Introduction
ds4 is a focused, minimal inference engine for running DeepSeek 4 Flash models locally. Written in C by Salvatore Sanfilippo (antirez, creator of Redis), it prioritizes simplicity and performance on consumer hardware with Metal and CUDA acceleration.
What ds4 Does
- Runs DeepSeek 4 Flash models locally on Mac and Linux
- Leverages Apple Metal for GPU acceleration on macOS
- Supports NVIDIA CUDA for GPU inference on Linux
- Loads GGUF-format quantized models for memory efficiency
- Provides a simple CLI interface for interactive and batch inference
Architecture Overview
ds4 is a single-file C program with minimal dependencies, following the same design philosophy antirez applied to Redis. It implements a streamlined transformer inference loop with KV-cache management, quantized weight loading, and platform-specific GPU kernels for Metal and CUDA. The codebase deliberately avoids frameworks in favor of direct hardware access.
Self-Hosting & Configuration
- Build from source with make (no package manager needed)

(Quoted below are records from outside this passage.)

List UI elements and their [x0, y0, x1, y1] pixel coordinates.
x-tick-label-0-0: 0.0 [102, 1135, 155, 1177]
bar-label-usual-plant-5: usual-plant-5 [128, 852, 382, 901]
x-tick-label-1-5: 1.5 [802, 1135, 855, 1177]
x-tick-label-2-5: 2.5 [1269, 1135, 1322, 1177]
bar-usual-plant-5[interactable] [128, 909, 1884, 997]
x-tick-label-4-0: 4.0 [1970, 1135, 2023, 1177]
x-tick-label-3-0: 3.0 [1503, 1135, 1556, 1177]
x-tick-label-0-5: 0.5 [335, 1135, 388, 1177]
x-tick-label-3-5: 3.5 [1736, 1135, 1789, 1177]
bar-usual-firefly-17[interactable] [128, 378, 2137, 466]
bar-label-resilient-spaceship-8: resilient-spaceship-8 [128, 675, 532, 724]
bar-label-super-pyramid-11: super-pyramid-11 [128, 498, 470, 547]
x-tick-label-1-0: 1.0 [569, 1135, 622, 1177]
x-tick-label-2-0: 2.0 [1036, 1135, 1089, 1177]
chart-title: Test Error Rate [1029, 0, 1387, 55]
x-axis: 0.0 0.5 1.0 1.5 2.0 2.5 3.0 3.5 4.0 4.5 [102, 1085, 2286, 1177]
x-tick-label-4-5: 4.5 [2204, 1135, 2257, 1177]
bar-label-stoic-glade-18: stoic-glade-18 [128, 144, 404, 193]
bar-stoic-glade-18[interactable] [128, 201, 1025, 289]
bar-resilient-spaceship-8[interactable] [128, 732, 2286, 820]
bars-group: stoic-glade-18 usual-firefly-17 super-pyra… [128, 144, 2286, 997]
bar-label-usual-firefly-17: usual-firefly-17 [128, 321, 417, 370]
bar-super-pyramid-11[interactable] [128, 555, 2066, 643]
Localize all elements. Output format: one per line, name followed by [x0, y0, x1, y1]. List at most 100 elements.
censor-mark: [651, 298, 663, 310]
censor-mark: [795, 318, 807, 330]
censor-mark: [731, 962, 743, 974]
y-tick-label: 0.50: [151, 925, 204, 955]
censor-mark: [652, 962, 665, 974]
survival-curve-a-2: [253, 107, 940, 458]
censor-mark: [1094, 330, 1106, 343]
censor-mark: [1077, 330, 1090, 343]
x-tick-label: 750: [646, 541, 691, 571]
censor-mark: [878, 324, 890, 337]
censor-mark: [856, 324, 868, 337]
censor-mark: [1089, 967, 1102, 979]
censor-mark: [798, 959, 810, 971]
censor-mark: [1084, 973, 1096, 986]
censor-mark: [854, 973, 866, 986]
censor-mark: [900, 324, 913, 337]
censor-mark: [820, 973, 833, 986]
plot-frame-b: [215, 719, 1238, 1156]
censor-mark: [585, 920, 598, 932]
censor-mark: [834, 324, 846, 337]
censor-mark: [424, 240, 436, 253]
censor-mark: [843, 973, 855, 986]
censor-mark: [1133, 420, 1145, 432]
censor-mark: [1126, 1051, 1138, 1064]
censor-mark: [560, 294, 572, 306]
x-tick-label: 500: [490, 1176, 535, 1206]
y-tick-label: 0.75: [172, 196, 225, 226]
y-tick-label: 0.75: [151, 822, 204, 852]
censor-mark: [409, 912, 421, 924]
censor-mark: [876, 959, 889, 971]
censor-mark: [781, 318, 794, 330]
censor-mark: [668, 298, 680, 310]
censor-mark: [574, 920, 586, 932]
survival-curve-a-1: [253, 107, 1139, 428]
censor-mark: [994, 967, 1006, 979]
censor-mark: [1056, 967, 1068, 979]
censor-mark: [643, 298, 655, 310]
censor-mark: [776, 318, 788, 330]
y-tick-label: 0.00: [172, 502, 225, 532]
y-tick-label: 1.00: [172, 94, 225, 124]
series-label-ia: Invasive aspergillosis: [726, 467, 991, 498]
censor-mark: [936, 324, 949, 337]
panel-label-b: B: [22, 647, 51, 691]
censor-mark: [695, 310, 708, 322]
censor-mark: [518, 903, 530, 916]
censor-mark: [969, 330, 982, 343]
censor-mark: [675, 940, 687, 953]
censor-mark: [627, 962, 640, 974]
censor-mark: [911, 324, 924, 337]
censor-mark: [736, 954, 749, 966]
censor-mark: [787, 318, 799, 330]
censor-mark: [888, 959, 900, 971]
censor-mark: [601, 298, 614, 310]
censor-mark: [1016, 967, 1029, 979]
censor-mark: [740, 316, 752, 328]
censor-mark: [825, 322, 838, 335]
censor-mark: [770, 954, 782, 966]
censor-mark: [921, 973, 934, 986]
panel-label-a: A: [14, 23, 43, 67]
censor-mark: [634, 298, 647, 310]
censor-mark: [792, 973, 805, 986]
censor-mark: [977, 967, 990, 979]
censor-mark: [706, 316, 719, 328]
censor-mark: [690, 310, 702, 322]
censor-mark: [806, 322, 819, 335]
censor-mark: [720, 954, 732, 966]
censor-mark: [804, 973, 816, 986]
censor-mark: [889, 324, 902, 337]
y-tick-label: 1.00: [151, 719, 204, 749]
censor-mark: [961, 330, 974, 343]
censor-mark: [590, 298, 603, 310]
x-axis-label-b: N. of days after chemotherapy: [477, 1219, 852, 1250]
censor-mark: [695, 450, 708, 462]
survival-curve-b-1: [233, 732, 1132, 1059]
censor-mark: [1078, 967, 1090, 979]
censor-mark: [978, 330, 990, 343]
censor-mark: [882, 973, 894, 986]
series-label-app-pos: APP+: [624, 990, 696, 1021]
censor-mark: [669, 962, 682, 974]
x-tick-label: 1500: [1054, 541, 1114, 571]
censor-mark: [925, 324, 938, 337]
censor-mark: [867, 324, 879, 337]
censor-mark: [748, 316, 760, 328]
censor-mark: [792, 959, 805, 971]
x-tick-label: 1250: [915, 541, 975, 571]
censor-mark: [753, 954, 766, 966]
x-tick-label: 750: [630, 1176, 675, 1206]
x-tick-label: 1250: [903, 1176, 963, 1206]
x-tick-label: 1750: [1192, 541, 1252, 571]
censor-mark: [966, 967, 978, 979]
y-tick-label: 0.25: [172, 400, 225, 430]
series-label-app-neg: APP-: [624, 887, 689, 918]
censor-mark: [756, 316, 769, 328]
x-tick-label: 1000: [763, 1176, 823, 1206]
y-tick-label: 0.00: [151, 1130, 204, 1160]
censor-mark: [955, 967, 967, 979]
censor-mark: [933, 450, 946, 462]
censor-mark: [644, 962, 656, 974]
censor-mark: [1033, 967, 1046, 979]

- Download GGUF model files from Hugging Face or other sources
- Configure GPU layers and context size via CLI flags
- Set batch size and thread count for CPU-only inference
- No Docker required; runs as a single native binary
Key Features
- Minimal C codebase with zero external dependencies
- Native Metal acceleration for Apple Silicon Macs
- CUDA support for NVIDIA GPUs
- GGUF model format for efficient quantized inference
- Created by antirez with the same simplicity principles as Redis
Comparison with Similar Tools
- llama.cpp — broader model support; ds4 is DeepSeek-specialized and simpler
- Ollama — user-friendly wrapper; ds4 is a raw inference engine
- vLLM — production server; ds4 targets single-user local inference
- ExLlamaV2 — Python-based; ds4 is pure C with no runtime dependencies
FAQ
Q: Which models does ds4 support? A: It is specifically designed for DeepSeek 4 Flash models in GGUF format.
Q: Do I need a GPU? A: No. It runs on CPU, but Metal (Mac) or CUDA (NVIDIA) acceleration significantly improves speed.
Q: Who is antirez? A: Salvatore Sanfilippo, the creator of Redis. He is known for writing high-quality, minimal C programs.
Q: How does it compare to llama.cpp? A: ds4 is narrower in scope, targeting only DeepSeek models. This focus allows a simpler codebase and potentially better optimization for that model family.